The defense argued for a reduced sentence. Brooks' court appointed attorney Jim Austad said that nothing in his past was violent in nature and that he never laid a hand on woman before.

"There was no torture, he had no interest in causing the pain that has prolonged these proceedings," Austad said.

"This isn't Jeffrey Brooks -- that's what everybody says." Austad added. "He didn't intend the result."

Carlson then allowed Brooks the opportunity to speak on his behalf.

"I would first like to say I'm sorry," Brooks said, sobbing. "I know I could say I'm sorry a trillion times and it wouldn't be much good because it wouldn't bring Diane back."

"In those seconds that went by, if I could trade my life for hers I would do it, in a heartbeat."

"There's nobody in the courtroom that feels worse than I do. It's a tragedy, Diane didn't deserve this."

"I didn't mean to kill her. This is something I'm going to have to live with for the rest of my life and there is no sentence that could be worse than that to me."

"I understand the hatred, I understand the pain, and I understand everything you said to me. I don't blame you. I'm sorry that you can't grow old together, I'm sorry I took your best friend from you."

After an hour of statements, Carlson delivered the court's sentence.

"In this case you have committed a very violent crime that has caused unimaginable suffering, pain and sorrow to the family," Carlson said. "You've also made everyone in the community a victim.
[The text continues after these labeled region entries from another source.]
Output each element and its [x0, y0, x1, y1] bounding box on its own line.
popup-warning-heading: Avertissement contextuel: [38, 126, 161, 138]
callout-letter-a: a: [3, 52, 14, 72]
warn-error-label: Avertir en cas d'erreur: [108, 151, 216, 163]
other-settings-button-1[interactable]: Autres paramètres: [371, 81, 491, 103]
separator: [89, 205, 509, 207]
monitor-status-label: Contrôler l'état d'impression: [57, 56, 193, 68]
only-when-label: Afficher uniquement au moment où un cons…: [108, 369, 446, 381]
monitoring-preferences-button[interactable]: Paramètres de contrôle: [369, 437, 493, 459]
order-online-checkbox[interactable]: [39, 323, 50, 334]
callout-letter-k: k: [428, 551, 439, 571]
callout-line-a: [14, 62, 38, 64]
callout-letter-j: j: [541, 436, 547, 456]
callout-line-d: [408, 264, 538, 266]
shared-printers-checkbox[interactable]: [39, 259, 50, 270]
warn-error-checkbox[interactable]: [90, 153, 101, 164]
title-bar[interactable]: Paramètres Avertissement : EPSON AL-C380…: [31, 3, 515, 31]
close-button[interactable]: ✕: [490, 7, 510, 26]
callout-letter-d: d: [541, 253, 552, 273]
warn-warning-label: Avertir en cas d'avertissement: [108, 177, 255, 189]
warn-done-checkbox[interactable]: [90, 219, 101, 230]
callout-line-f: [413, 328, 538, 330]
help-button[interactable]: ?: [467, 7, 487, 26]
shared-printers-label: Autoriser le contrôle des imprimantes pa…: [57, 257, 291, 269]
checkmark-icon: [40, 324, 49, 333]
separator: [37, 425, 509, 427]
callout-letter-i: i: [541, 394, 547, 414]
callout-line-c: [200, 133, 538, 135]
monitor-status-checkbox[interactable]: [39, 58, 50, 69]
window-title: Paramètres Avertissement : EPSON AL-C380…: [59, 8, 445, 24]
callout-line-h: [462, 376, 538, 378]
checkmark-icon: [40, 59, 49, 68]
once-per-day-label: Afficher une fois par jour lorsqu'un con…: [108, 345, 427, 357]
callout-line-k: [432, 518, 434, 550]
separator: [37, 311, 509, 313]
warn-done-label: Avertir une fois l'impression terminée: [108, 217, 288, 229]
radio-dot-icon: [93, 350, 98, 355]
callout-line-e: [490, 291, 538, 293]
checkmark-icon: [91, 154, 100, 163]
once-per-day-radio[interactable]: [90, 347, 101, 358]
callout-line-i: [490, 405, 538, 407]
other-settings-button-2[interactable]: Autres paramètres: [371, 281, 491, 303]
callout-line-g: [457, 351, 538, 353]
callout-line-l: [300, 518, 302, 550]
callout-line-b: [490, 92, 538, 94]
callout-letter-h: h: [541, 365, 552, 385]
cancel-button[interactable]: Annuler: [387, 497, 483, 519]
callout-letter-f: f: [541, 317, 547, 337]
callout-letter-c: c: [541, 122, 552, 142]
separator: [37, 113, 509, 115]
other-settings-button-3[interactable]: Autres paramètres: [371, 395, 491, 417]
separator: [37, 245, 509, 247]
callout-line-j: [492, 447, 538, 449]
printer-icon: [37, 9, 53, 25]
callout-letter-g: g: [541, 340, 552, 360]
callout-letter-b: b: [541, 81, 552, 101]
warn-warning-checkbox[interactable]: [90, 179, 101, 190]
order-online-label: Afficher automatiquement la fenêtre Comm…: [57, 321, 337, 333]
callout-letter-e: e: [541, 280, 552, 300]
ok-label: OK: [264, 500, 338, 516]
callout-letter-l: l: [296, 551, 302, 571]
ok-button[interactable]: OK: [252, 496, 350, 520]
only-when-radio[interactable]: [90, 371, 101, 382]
They no longer feel safe and secure in their home."

"The court does believe that one significant factor in the case is that you've consistently not denied committing the crime and have expressed your remorse."

Carlson ordered 420 months with 381 days credit for time served in Todd County.

A total of 280 months must be served and 130 months may be served under supervised released with good behavior while in prison. If Brooks has even one behavioral infraction in prison, he will be forced to serve out the remainder of the 35-year sentence.

Brooks must also submit a DNA sample for testing and pay restitution to the family.